My refund rate dropped because I tightened my returns policy. Is that good?
Operationally yes, strategically maybe not. Refund rate dropping while shopline_repeat_rate also drops means the policy hardening cost you customer trust. The healthier signal is refund rate dropping while repeat rate holds or rises; that means the underlying quality improved, not just the policy.
Why does this exclude pending disputes?
Because a dispute can take 14 to 60 days to resolve, and including pending disputes inflates the rate during the dispute window then deflates it on resolution. We wait for resolution to count consistently. The drill-down shows pending disputes separately for awareness.
How does this compare to refund rate on Shopify or BigCommerce?

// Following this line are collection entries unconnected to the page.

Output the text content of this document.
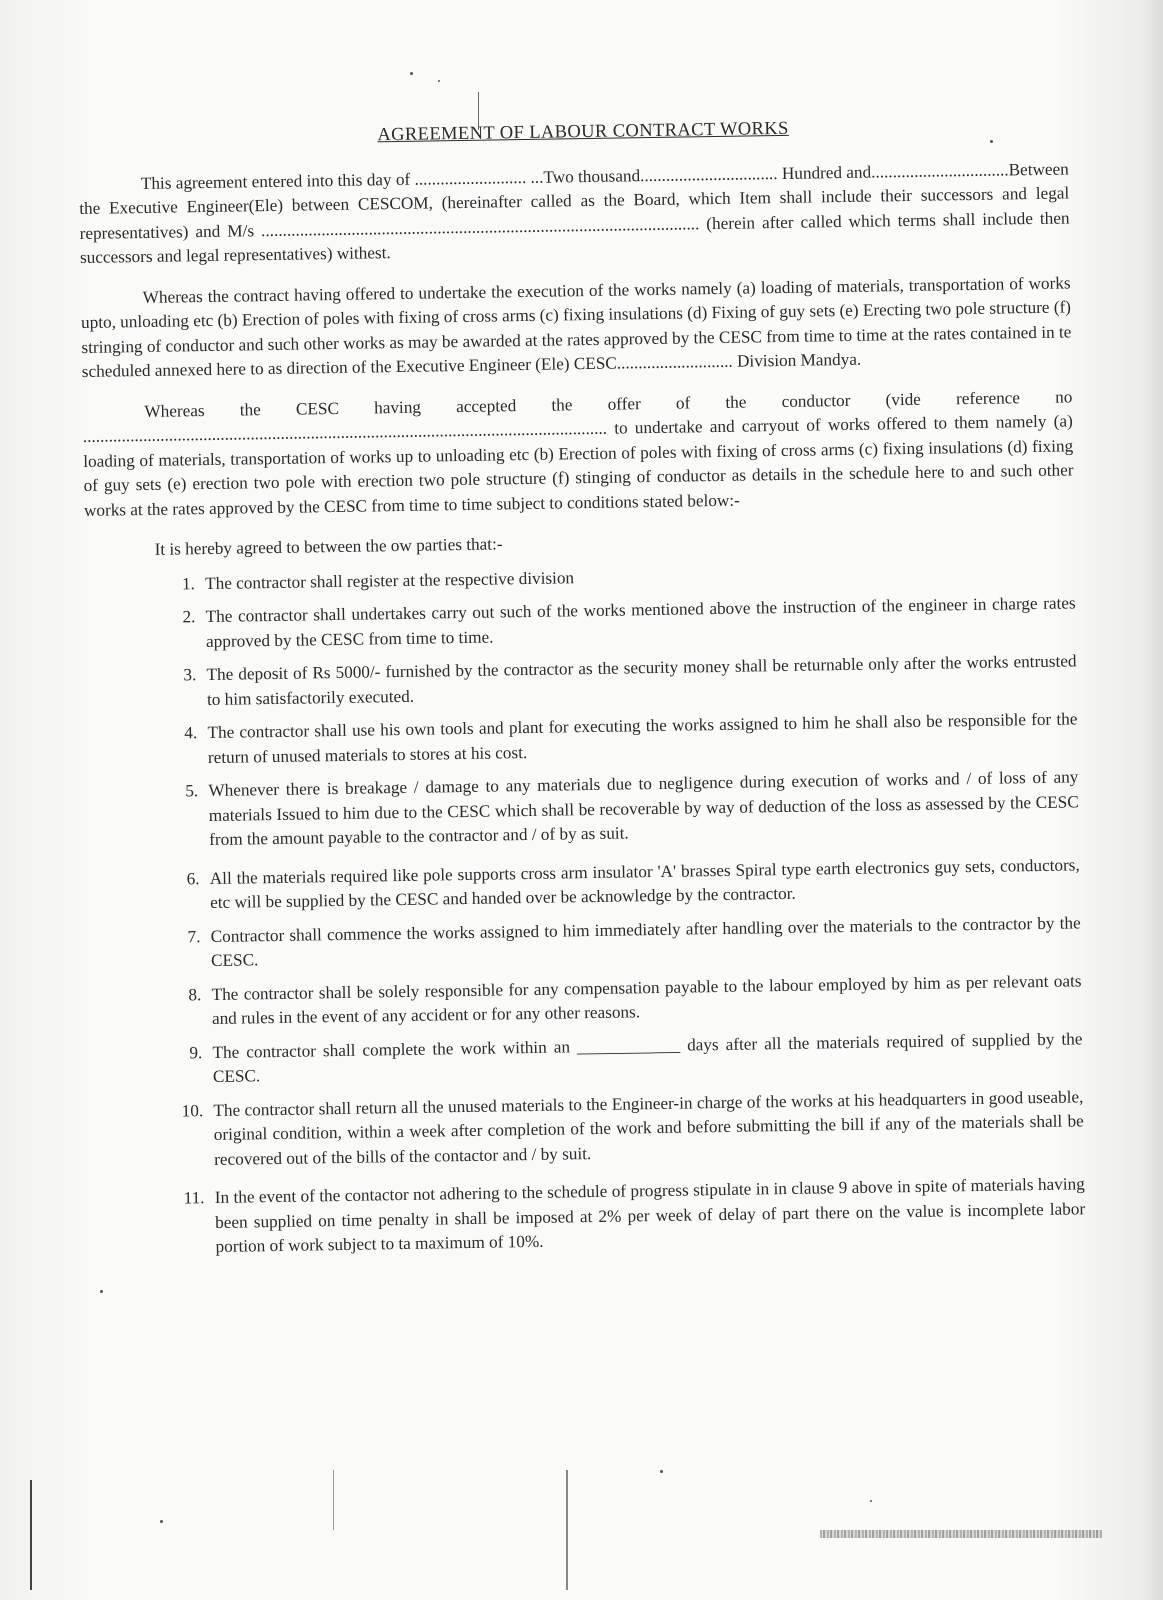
AGREEMENT OF LABOUR CONTRACT WORKS

This agreement entered into this day of .......................... ...Two thousand................................ Hundred and................................Between the Executive Engineer(Ele) between CESCOM, (hereinafter called as the Board, which Item shall include their successors and legal representatives) and M/s ...................................................................................................... (herein after called which terms shall include then successors and legal representatives) withest.

Whereas the contract having offered to undertake the execution of the works namely (a) loading of materials, transportation of works upto, unloading etc (b) Erection of poles with fixing of cross arms (c) fixing insulations (d) Fixing of guy sets (e) Erecting two pole structure (f) stringing of conductor and such other works as may be awarded at the rates approved by the CESC from time to time at the rates contained in te scheduled annexed here to as direction of the Executive Engineer (Ele) CESC........................... Division Mandya.

Whereas the CESC having accepted the offer of the conductor (vide reference no .......................................................................................................................... to undertake and carryout of works offered to them namely (a) loading of materials, transportation of works up to unloading etc (b) Erection of poles with fixing of cross arms (c) fixing insulations (d) fixing of guy sets (e) erection two pole with erection two pole structure (f) stinging of conductor as details in the schedule here to and such other works at the rates approved by the CESC from time to time subject to conditions stated below:-

It is hereby agreed to between the ow parties that:-

1. The contractor shall register at the respective division
2. The contractor shall undertakes carry out such of the works mentioned above the instruction of the engineer in charge rates approved by the CESC from time to time.
3. The deposit of Rs 5000/- furnished by the contractor as the security money shall be returnable only after the works entrusted to him satisfactorily executed.
4. The contractor shall use his own tools and plant for executing the works assigned to him he shall also be responsible for the return of unused materials to stores at his cost.
5. Whenever there is breakage / damage to any materials due to negligence during execution of works and / of loss of any materials Issued to him due to the CESC which shall be recoverable by way of deduction of the loss as assessed by the CESC from the amount payable to the contractor and / of by as suit.
6. All the materials required like pole supports cross arm insulator 'A' brasses Spiral type earth electronics guy sets, conductors, etc will be supplied by the CESC and handed over be acknowledge by the contractor.
7. Contractor shall commence the works assigned to him immediately after handling over the materials to the contractor by the CESC.
8. The contractor shall be solely responsible for any compensation payable to the labour employed by him as per relevant oats and rules in the event of any accident or for any other reasons.
9. The contractor shall complete the work within an ____________ days after all the materials required of supplied by the CESC.
10. The contractor shall return all the unused materials to the Engineer-in charge of the works at his headquarters in good useable, original condition, within a week after completion of the work and before submitting the bill if any of the materials shall be recovered out of the bills of the contactor and / by suit.
11. In the event of the contactor not adhering to the schedule of progress stipulate in in clause 9 above in spite of materials having been supplied on time penalty in shall be imposed at 2% per week of delay of part there on the value is incomplete labor portion of work subject to ta maximum of 10%.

Definitionally the same; the threshold “good vs bad” is the same; the underlying data is similar. The APAC-specific note is reason-code mix: APAC merchants see a higher proportion of sizing and customs refunds than Western markets, which changes the action playbook (more sizing-photography fixes, more cross-border-fulfilment investment).
Does this include subscription order refunds?
Yes. Each subscription order is a separate order record in Shopline, so a refunded monthly subscription contributes to both numerator and denominator the same as a one-time purchase.
Should I aim to drive this to zero?
No. A refund rate near zero usually indicates an over-strict returns policy that is suppressing genuine returns at the cost of customer trust. The healthy band is 3 to 6% for fashion; near-zero is rarely a quality signal, more often a policy signal.